I’ve always had a thing about the children eating. Some people can tell the story of their life through their shopping or clothes. For me it is food that talks.
I only started cooking when Hugh and I married. I was a young wife in full bloom but a novice cook then.
Now that I think about it, I look at food – say a bulb of celeriac, a bunch of chard, a firm and full artichoke – as I look at words.
As I seek words to express myself, so it is with food, I mix this and that ingredient to create a meal that delights the palate, nourishes the body and nurtures the soul of those I love.
Over the years, my writing and my cooking have developed together, two friends that I can turn to to help me tell my story. Two friends that help me express the self within.

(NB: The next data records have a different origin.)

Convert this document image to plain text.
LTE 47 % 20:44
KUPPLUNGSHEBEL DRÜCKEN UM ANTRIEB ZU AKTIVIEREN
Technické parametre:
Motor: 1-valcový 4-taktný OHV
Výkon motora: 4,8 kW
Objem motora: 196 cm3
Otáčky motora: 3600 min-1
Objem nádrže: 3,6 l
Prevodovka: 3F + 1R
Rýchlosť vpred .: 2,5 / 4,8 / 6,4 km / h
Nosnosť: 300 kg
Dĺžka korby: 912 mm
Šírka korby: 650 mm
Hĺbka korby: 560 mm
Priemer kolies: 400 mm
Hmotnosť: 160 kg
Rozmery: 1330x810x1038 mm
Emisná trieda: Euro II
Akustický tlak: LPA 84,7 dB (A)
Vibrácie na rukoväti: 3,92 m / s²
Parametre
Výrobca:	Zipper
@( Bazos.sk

If this morning was that morning, the children would be outside playing in the snow. I would be inside making hot chocolate to go with a slice of Panettone, or a chicken soup made from scratch to serve with warm bread, or chestnuts just out of the oven when the children came in, rosy-cheeked, boots dripping, tired, happy and hungry. That was years ago, I know.
Now, years later, at ten o’clock on a Sunday morning, Andrew would still be asleep as would Florentina and Robert.
Still, I know that even now, I could walk into grown up Andrew’s room, sit on his bed, bend down and while stroking his hair whisper in his ear: “Andrew… Andrew look; snow outside,” he would open his sleepy eyes, raise himself up onto his elbows and look through the window.
“We are going to have a white Christmas,” I can hear him say, and watch his wonderful smile light up his face.
He would drink the tea that Daddy made for him then go and find his brother and sister.
Everything one needs for a picture-perfect Christmas is here this year. The cold is cold enough to make you say: “Oh it’s so nice and warm here,” when you get back home from shopping this last week before Christmas.
And I know so much about food now. And it’s become a bit of a wonderful “nuisance” that I am rather proud of actually, because the children, well, Andrew and Robert more than Florentina, will not hear of having Christmas anywhere other than at home, with me doing the cooking.
And now Andrew? You don’t mind not being home for Christmas? Will you not miss my cooking?
And how can I eat any of the food you loved when you are not here, when I don’t even know where you are, when you will not be sitting in your seat at the Christmas table? The seat that you wouldn’t give up for anything, even if it meant upsetting my; boy, girl, boy, girl, sitting arrangement?
Why did you give up that seat now?
Oh Tigger, My Tigger; what happened to you? I don’t think that I can cook this Christmas without you.
I love you Andrew, please come back. Please?